• Métaphysique et Humanisme

     

    Comment je veux mourir. Pas de faiblesse. Pas de cierges. Pas de prêtres. Pas de cérémonie. Je protesterai contre la mort. Mon dernier mot : je proteste contre la mort. ("Ernest et Béatrix")

    Un immense fleuve d'oubli nous entraîne dans un gouffre sans nom. Ô abîme, tu es le Dieu unique. Les larmes de tous les peuples sont de vraies larmes ; les rêves de tous les sages renferment une part de vérité. Tout n'est ici-bas que symbole et que songe. Les dieux passent comme les hommes, et il ne serait pas bon qu'ils fussent éternels. La foi qu'on a eue ne doit jamais être une chaîne.

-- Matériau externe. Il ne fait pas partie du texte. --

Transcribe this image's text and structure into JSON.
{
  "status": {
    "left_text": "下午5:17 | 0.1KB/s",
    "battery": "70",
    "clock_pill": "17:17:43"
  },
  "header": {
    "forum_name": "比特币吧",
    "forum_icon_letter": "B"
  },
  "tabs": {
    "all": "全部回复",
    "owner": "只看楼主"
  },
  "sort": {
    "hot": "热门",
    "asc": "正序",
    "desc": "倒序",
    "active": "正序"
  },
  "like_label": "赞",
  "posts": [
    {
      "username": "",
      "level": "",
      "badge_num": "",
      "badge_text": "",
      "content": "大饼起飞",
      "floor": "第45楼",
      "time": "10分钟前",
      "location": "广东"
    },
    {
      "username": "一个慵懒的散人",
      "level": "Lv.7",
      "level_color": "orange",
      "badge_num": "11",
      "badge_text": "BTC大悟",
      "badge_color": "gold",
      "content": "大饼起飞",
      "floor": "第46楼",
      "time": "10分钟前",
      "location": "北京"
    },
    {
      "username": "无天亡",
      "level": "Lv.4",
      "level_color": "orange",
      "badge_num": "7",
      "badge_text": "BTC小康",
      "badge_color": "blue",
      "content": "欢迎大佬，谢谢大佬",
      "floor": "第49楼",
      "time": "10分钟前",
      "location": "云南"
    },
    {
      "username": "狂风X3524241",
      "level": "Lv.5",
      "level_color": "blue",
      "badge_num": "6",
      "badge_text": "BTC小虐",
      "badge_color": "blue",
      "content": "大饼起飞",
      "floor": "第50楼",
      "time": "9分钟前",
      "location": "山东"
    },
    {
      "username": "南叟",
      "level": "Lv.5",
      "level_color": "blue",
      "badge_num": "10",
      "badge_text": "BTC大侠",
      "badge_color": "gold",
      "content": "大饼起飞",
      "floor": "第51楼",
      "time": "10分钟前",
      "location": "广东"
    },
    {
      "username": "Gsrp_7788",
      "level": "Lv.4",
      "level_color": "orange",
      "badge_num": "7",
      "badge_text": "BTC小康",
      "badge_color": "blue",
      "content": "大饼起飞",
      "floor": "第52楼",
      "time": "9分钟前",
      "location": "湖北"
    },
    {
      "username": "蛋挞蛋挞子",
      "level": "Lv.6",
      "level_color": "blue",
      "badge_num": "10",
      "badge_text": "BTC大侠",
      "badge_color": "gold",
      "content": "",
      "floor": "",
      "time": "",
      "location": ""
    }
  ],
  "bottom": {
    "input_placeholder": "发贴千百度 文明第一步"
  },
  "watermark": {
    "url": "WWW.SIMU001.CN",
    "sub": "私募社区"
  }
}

On est quitte envers elle quand on l'a soigneusement roulée dans le linceul de pourpre où dorment les dieux morts.("Prière sur l'Acropole")

    C’est vous qui êtes les sceptiques, et nous qui sommes les croyants.  Nous croyons à l'esprit humain et à ses divines destinées, nous croyons à l’humanité et son impérissable avenir. Vous m’appelez sceptique. Non, le progrès de l’humanité, la dignité de l’homme, cela, j'y crois. Je donnerais ma vie pour cela. Comment dites vous après cela que je suis sceptique ? ("Ernest et Béatrix")

    Je crois à l'œuvre des temps modernes (c'est peut-être même là ma meilleure profession de foi, la plus exacte, celle a laquelle je me réfère le plus souvent). ("Ernest et Béatrix")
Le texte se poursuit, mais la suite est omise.